Pumpkin Chocolate Chip

Mini Pumpkin Chocolate Chip Loaf

Forget what you heard: pumpkin season is year-round.

Serves: 5

VegNews Food Editor Joni Marie Newman’s recipe for these miniature pumpkin loaves studded with vegan chocolate chips make perfect gifts, but they’re even more perfect enjoyed by yourself with a hot cup of tea.

What you need:

3 cups all-purpose flour

1 teaspoon baking soda

1 teaspoon baking powder

½ teaspoon salt

½ teaspoon ground cinnamon

½ teaspoon ground cloves

½ teaspoon ground nutmeg

 cups pumpkin purée

1 cup sugar

½ cup vegan milk

½ cup vegetable oil

1 teaspoon vanilla extract

1 cup vegan chocolate chips

What you do:

1. Preheat the oven to 350 degrees. Coat 5 mini loaf tins with nonstick cooking spray.

2. In a large bowl, combine flour, baking soda, baking powder, salt, cinnamon, cloves, and nutmeg.

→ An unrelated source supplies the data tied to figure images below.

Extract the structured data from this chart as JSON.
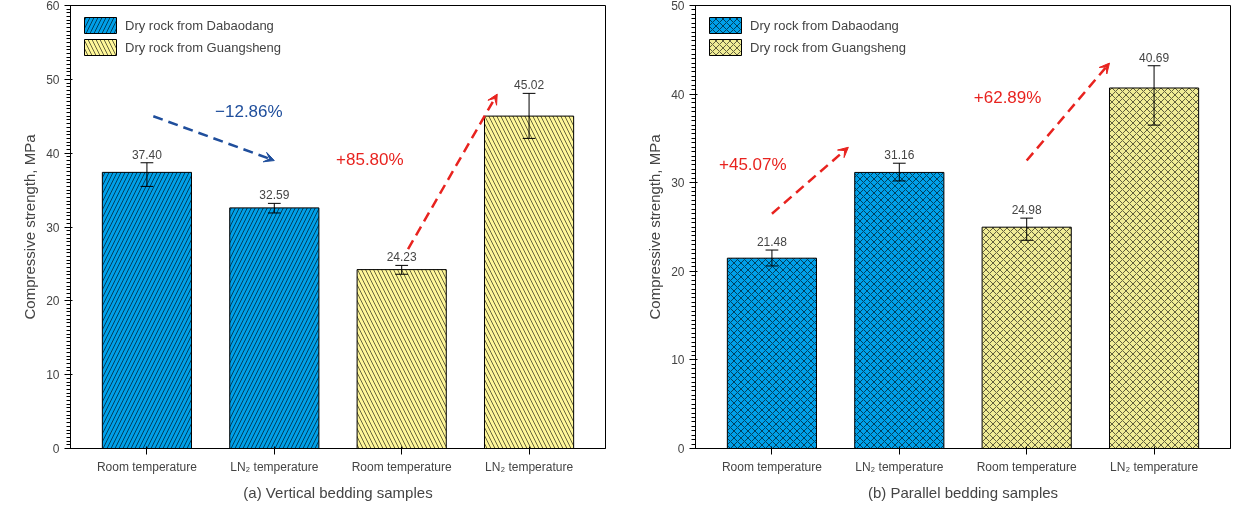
{
  "chart_data": [
    {
      "type": "bar",
      "title": "(a) Vertical bedding samples",
      "ylabel": "Compressive strength, MPa",
      "categories": [
        "Room temperature",
        "LN₂ temperature",
        "Room temperature",
        "LN₂ temperature"
      ],
      "series": [
        {
          "name": "Dry rock from Dabaodang",
          "color": "#00a0e9",
          "values": [
            37.4,
            32.59,
            null,
            null
          ],
          "value_labels": [
            "37.40",
            "32.59",
            null,
            null
          ],
          "errors": [
            [
              35.5,
              38.7
            ],
            [
              31.9,
              33.2
            ],
            null,
            null
          ]
        },
        {
          "name": "Dry rock from Guangsheng",
          "color": "#fff799",
          "values": [
            null,
            null,
            24.23,
            45.02
          ],
          "value_labels": [
            null,
            null,
            "24.23",
            "45.02"
          ],
          "errors": [
            null,
            null,
            [
              23.6,
              24.8
            ],
            [
              42.0,
              48.1
            ]
          ]
        }
      ],
      "ylim": [
        0,
        60
      ],
      "yticks": [
        0,
        10,
        20,
        30,
        40,
        50,
        60
      ],
      "legend": "top left",
      "annotations": [
        "−12.86%",
        "+85.80%"
      ]
    },
    {
      "type": "bar",
      "title": "(b) Parallel bedding samples",
      "ylabel": "Compressive strength, MPa",
      "categories": [
        "Room temperature",
        "LN₂ temperature",
        "Room temperature",
        "LN₂ temperature"
      ],
      "series": [
        {
          "name": "Dry rock from Dabaodang",
          "color": "#00a0e9",
          "values": [
            21.48,
            31.16,
            null,
            null
          ],
          "value_labels": [
            "21.48",
            "31.16",
            null,
            null
          ],
          "errors": [
            [
              20.6,
              22.4
            ],
            [
              30.2,
              32.2
            ],
            null,
            null
          ]
        },
        {
          "name": "Dry rock from Guangsheng",
          "color": "#f0ec96",
          "values": [
            null,
            null,
            24.98,
            40.69
          ],
          "value_labels": [
            null,
            null,
            "24.98",
            "40.69"
          ],
          "errors": [
            null,
            null,
            [
              23.5,
              26.0
            ],
            [
              36.5,
              43.2
            ]
          ]
        }
      ],
      "ylim": [
        0,
        50
      ],
      "yticks": [
        0,
        10,
        20,
        30,
        40,
        50
      ],
      "legend": "top left",
      "annotations": [
        "+45.07%",
        "+62.89%"
      ]
    }
  ]
}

3. In a separate bowl, mix together pumpkin, sugar, milk, oil, and vanilla. Add to flour mixture and stir to combine. Fold in the chocolate chips.

4. Fill each loaf tin three-fourths full and bake for 45 to 60 minutes, until tops have cracked and a toothpick inserted into center comes out clean.

5. Remove from oven and let cool completely before turning out loaves.